Abstract: In response to concerns about algorithmic bias, developers of AI models have converged on six or seven distinct families of fairness metrics. These numerical indicators attempt to measure or quantify social biases in AI model performance. But their historical and theoretical underpinnings remain underexplored. By examining their origins, and why some have socially prevailed over others, I challenge the unquestioned role of these fairness metrics in evidence-based decision-making. In many cases, I argue that they function as sites of imagined moral consensus that prevent genuine moral discourse from taking place.
In practice, AI researchers conduct only cursory searches for highly-cited papers, aiming to replicate and extend their approach while exceeding their results on relevant measurables. Once a fairness metric appears in publication, it sets not only a normative standard of what fairness is, but also a technical benchmark for how fair current models are. A resulting valuation pipeline has sprung up where AI researchers consistently use a handful of relatively standardized metrics to frame moral considerations for evidence-based decision-makers.
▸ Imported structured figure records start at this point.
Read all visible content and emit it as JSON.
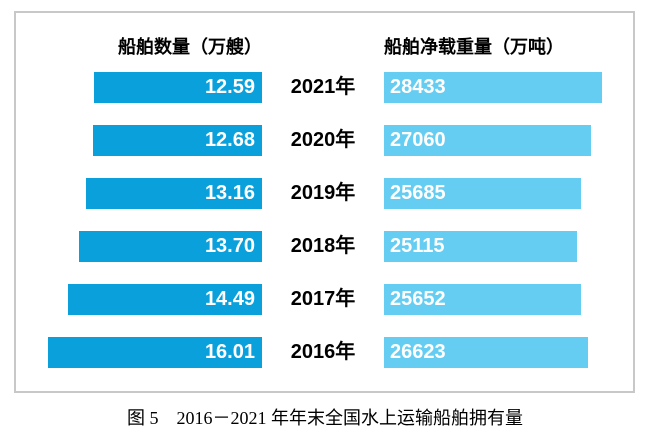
{
  "header": {
    "left": "船舶数量（万艘）",
    "right": "船舶净载重量（万吨）"
  },
  "caption": "图 5　2016－2021 年年末全国水上运输船舶拥有量",
  "colors": {
    "left_bar": "#0aa0dc",
    "right_bar": "#66cdf2",
    "box_border": "#c8c8c8",
    "value_text": "#ffffff",
    "label_text": "#000000"
  },
  "chart_data": {
    "type": "bar",
    "orientation": "horizontal",
    "layout": "bidirectional-tornado",
    "title": "图 5　2016－2021 年年末全国水上运输船舶拥有量",
    "categories": [
      "2021年",
      "2020年",
      "2019年",
      "2018年",
      "2017年",
      "2016年"
    ],
    "series": [
      {
        "name": "船舶数量（万艘）",
        "side": "left",
        "axis_min": 0,
        "values": [
          12.59,
          12.68,
          13.16,
          13.7,
          14.49,
          16.01
        ],
        "labels": [
          "12.59",
          "12.68",
          "13.16",
          "13.70",
          "14.49",
          "16.01"
        ],
        "color": "#0aa0dc"
      },
      {
        "name": "船舶净载重量（万吨）",
        "side": "right",
        "axis_min": 0,
        "values": [
          28433,
          27060,
          25685,
          25115,
          25652,
          26623
        ],
        "labels": [
          "28433",
          "27060",
          "25685",
          "25115",
          "25652",
          "26623"
        ],
        "color": "#66cdf2"
      }
    ],
    "value_labels_visible": true,
    "grid": false,
    "legend": "column-headers"
  }
}
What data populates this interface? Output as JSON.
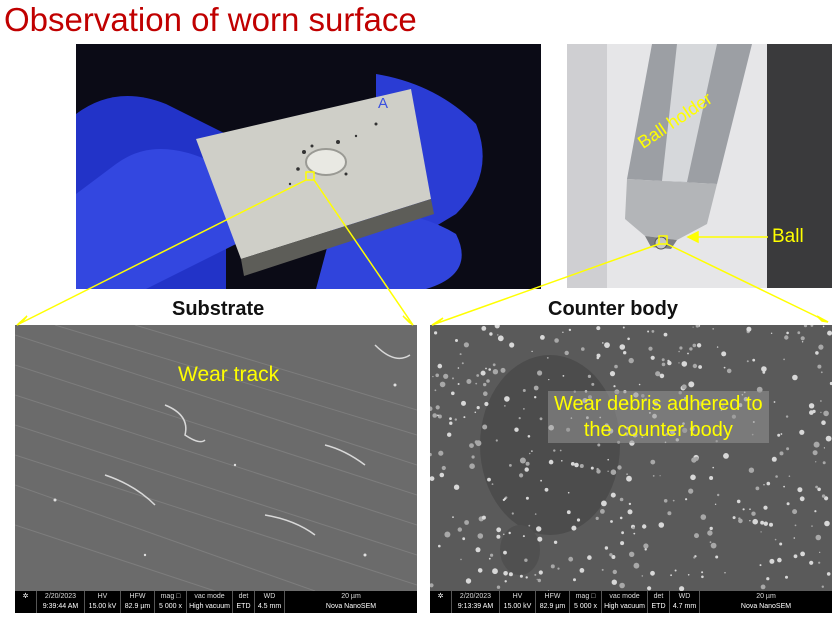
{
  "title": "Observation of worn surface",
  "captions": {
    "substrate": "Substrate",
    "counter_body": "Counter body"
  },
  "labels": {
    "ball_holder": "Ball holder",
    "ball": "Ball",
    "wear_track": "Wear track",
    "debris_line1": "Wear debris adhered to",
    "debris_line2": "the counter body"
  },
  "sem_left": {
    "date": "2/20/2023",
    "time": "9:39:44 AM",
    "hv_h": "HV",
    "hv": "15.00 kV",
    "hfw_h": "HFW",
    "hfw": "82.9 µm",
    "mag_h": "mag □",
    "mag": "5 000 x",
    "vac_h": "vac mode",
    "vac": "High vacuum",
    "det_h": "det",
    "det": "ETD",
    "wd_h": "WD",
    "wd": "4.5 mm",
    "scale": "20 µm",
    "instrument": "Nova NanoSEM"
  },
  "sem_right": {
    "date": "2/20/2023",
    "time": "9:13:39 AM",
    "hv_h": "HV",
    "hv": "15.00 kV",
    "hfw_h": "HFW",
    "hfw": "82.9 µm",
    "mag_h": "mag □",
    "mag": "5 000 x",
    "vac_h": "vac mode",
    "vac": "High vacuum",
    "det_h": "det",
    "det": "ETD",
    "wd_h": "WD",
    "wd": "4.7 mm",
    "scale": "20 µm",
    "instrument": "Nova NanoSEM"
  },
  "sample_mark": "A",
  "colors": {
    "title": "#c00000",
    "annotation": "#ffff00",
    "glove": "#2b3fd6",
    "leader": "#ffff00"
  }
}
Unfortunately, this assemblage of cobbled-together fairness metrics does not add up to a morally coherent view of what justice requires. Different metrics disagree deeply on what justice is, saddling evidence-based decision-makers with what I call fairness tradeoffs, in which metrics impose a practical stance on what fair treatment requires, making important moral choices for us. But since justice and fairness do not seem to be quantities in disguise, this metric-first approach obscures the very moral concerns it claims to “objectively” represent.
Keywords: AI, fairness, justice
Learning Objectives:
After participating in this conference, attendees should be able to:
Identify moral tensions between different families of fairness metrics commonly used in AI research.
Interrogate the role and purpose of fairness metrics in evidence-based decision-making.
Appreciate the need for shared moral discourse that engages AI developers and decision-makers all the way up the "valuation pipeline."